Ich bin mir ziemlich sicher dass man Origin Accounts nicht verkaufen darf.


----------



## FrozenFlame6 (22. August 2013)

Jep, soweit ich weiß ist das nicht erlaubt -> sprich wenn du das machen willst dann musste dir im Bekanntenkreis jemanden suchen und der muss dann damit Leben, dass dein Name drin steht (sofern man den auch nicht ändern kann)


----------



## MR.Chaos (22. August 2013)

ok vielen dank für eure hilfe schade eigentlich aber was solls


----------



## MezZo_Mix (22. August 2013)

Ich würde sowas mit Freunden machen und den Origin namen kann man ändern


----------



## xNoVoLiNE (1. September 2013)

ab wieviel jahren ist origin eig. xDDD ??? interessiert mich mal so haha


----------



## mds51 (1. September 2013)

Steam ist ab 13 , aber das merkt man gar nicht


----------



## Shona (1. September 2013)

mds51 schrieb:


> Steam ist ab 13


 Das ist soviel ich mitbekommen habe aber ein Gesetz in Amerika das sie das angeben müssen. Genauso wie die Altersverifizierung, die nicht wie viele meinen wegen uns deutschen da drin ist, sondern weil das in Amerika als verifizierung reicht.

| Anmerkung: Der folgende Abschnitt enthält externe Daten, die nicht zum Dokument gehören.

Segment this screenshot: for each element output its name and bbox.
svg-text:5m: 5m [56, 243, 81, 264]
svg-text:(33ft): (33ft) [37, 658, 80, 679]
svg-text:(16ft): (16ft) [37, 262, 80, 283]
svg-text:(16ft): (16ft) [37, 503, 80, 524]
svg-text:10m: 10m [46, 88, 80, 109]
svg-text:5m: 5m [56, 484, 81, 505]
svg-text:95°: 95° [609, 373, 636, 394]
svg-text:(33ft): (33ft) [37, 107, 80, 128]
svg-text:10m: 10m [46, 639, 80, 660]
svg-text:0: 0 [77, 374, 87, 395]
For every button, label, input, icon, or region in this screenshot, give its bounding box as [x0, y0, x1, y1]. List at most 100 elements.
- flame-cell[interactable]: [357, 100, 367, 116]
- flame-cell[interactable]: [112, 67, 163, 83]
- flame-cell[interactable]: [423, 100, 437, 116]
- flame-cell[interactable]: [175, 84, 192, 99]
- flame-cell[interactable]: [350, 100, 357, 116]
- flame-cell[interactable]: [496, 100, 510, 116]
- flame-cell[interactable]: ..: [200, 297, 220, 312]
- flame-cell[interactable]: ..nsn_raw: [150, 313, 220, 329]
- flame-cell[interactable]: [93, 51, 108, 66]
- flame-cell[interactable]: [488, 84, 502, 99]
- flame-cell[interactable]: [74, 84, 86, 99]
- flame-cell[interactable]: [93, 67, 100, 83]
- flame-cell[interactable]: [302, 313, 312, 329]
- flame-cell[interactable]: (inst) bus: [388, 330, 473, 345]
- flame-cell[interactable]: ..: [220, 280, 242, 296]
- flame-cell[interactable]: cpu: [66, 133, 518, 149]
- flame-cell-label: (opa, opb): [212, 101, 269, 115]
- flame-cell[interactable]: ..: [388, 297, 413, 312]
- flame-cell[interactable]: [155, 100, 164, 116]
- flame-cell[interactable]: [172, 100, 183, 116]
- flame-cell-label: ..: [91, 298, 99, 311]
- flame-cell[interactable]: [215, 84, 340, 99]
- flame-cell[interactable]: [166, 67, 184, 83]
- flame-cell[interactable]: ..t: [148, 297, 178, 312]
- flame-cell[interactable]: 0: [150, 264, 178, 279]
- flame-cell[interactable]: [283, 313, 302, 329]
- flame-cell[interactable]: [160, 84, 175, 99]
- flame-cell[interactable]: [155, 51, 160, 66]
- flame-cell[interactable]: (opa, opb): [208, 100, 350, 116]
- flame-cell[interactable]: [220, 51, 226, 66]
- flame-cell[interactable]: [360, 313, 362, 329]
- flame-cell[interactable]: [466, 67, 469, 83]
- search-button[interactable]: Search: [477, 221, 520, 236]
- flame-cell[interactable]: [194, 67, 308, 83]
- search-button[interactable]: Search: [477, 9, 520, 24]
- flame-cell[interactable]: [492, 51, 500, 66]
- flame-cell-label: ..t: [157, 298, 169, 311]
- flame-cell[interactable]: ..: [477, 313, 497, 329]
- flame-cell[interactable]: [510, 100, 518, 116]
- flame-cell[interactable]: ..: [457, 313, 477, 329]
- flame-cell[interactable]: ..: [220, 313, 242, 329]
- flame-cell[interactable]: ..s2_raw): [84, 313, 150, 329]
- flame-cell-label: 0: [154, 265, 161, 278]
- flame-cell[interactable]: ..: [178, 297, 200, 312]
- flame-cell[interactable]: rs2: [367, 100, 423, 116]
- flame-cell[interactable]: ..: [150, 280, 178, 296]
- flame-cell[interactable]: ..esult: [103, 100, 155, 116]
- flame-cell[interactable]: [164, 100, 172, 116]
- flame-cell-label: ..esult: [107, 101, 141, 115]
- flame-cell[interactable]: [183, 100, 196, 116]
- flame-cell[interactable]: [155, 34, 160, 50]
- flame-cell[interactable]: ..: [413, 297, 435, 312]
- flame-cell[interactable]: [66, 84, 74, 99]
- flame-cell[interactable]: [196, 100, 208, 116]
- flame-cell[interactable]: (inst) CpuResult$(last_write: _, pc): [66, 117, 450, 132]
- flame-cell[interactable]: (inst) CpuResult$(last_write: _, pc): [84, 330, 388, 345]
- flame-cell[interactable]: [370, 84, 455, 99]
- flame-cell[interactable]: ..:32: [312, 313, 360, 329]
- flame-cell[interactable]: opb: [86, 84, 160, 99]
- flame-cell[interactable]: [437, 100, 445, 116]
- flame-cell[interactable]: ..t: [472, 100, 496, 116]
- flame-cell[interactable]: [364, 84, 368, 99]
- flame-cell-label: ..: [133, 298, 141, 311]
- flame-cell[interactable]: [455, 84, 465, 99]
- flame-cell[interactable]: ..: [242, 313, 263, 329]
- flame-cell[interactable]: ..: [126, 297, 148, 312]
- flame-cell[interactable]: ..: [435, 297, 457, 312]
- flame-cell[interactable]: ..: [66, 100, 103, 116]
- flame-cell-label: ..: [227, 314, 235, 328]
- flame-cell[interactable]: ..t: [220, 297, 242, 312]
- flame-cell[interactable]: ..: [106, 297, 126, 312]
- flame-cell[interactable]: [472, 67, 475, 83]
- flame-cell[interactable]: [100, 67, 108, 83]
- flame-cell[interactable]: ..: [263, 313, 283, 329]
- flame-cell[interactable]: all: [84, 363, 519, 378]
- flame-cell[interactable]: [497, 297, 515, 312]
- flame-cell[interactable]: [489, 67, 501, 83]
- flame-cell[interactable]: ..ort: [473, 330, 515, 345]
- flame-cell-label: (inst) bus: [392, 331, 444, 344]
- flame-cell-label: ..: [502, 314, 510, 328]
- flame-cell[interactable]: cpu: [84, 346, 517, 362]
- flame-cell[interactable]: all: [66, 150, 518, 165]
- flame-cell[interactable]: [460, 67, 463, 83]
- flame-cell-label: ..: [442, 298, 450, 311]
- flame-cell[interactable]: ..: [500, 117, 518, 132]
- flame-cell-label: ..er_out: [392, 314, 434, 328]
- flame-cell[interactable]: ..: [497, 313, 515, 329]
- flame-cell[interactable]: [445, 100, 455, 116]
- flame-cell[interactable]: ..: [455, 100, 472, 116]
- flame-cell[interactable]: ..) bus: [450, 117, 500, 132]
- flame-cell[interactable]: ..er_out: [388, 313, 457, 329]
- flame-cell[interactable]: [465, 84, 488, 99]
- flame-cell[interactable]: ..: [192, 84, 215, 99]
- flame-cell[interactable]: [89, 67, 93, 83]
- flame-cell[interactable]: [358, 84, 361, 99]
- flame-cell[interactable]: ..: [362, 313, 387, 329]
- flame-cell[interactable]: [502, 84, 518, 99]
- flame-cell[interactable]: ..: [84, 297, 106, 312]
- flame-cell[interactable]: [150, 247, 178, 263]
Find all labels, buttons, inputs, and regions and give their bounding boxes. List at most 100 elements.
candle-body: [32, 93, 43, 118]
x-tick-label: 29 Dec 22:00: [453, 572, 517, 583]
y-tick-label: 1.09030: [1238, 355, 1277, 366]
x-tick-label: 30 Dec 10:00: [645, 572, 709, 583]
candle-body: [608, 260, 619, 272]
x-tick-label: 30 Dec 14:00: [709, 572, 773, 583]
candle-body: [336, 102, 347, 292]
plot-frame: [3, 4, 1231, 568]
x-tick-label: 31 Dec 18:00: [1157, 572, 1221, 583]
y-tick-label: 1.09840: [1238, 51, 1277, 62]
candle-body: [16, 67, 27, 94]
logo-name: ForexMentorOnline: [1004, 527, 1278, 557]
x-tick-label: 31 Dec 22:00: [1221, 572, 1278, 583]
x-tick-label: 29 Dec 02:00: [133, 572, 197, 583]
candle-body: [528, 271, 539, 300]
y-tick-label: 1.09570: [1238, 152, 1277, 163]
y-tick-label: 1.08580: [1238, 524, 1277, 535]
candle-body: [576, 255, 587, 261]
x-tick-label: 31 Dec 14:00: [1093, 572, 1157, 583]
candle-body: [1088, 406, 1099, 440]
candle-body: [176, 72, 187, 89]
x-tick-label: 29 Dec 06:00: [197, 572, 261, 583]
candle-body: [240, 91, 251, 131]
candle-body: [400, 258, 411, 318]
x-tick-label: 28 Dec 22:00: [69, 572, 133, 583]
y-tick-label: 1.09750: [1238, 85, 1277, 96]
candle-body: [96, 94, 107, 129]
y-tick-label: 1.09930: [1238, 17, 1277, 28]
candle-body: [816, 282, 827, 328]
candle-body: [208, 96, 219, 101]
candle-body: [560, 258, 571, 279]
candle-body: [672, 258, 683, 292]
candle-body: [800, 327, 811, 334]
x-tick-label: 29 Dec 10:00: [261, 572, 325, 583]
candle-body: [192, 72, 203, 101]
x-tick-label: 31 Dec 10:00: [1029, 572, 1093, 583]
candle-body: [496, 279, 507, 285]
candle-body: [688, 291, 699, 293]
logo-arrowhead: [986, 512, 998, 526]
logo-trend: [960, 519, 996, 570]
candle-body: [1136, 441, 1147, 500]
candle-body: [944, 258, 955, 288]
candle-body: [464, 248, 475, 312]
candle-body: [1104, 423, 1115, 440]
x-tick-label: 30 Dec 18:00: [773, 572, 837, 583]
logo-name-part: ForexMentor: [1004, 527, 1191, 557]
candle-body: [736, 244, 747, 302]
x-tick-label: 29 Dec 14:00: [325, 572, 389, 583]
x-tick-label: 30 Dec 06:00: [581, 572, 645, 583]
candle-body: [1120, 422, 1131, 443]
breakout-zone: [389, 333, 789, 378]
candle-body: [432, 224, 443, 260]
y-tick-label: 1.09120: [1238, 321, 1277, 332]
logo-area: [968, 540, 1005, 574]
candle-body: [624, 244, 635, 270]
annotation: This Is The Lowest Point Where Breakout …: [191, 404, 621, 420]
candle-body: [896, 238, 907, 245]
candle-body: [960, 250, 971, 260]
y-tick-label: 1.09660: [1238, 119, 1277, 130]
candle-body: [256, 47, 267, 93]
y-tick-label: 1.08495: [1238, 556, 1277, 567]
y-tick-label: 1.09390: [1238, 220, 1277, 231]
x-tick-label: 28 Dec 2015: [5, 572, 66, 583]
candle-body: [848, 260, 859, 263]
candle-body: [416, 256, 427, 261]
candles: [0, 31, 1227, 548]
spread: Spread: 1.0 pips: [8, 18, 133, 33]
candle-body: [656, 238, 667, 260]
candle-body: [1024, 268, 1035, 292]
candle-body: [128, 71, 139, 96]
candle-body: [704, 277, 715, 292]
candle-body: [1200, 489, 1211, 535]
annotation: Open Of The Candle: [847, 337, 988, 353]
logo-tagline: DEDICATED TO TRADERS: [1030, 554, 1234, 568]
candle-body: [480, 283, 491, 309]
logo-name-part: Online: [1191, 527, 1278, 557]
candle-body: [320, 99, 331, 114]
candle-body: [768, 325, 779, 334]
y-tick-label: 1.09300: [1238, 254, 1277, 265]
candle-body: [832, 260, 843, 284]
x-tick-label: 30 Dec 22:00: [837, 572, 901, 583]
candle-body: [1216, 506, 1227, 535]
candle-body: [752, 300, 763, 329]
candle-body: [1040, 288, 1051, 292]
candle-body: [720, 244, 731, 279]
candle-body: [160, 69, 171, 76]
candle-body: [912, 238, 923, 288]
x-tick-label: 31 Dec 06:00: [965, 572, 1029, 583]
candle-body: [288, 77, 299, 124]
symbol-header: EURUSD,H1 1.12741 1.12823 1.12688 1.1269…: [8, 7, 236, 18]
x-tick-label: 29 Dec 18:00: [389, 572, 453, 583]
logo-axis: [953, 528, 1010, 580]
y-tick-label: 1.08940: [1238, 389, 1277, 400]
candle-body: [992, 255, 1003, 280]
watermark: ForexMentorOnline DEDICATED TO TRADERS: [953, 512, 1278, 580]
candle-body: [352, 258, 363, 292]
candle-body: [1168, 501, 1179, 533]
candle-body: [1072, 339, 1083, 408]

Origin hat keine Alterbeschränkung bzw. die einizge ist der Einkauf von Spielen ab 18 was aber daran lieg das EA einen Sitz in DE hat und sich somit an diesen Jugendschutz halten muss.


----------



## xNoVoLiNE (3. September 2013)

Bei Steam steht: fuer dieses spiel brauchste n origin konto was ab 13 jahren erlaubt ist. wenn ich mich mit 13 jahren anmelden will bin ich zu jung xD lol


----------



## Zeus18 (3. September 2013)

Ja genau, das habe ich auch gelesen.


----------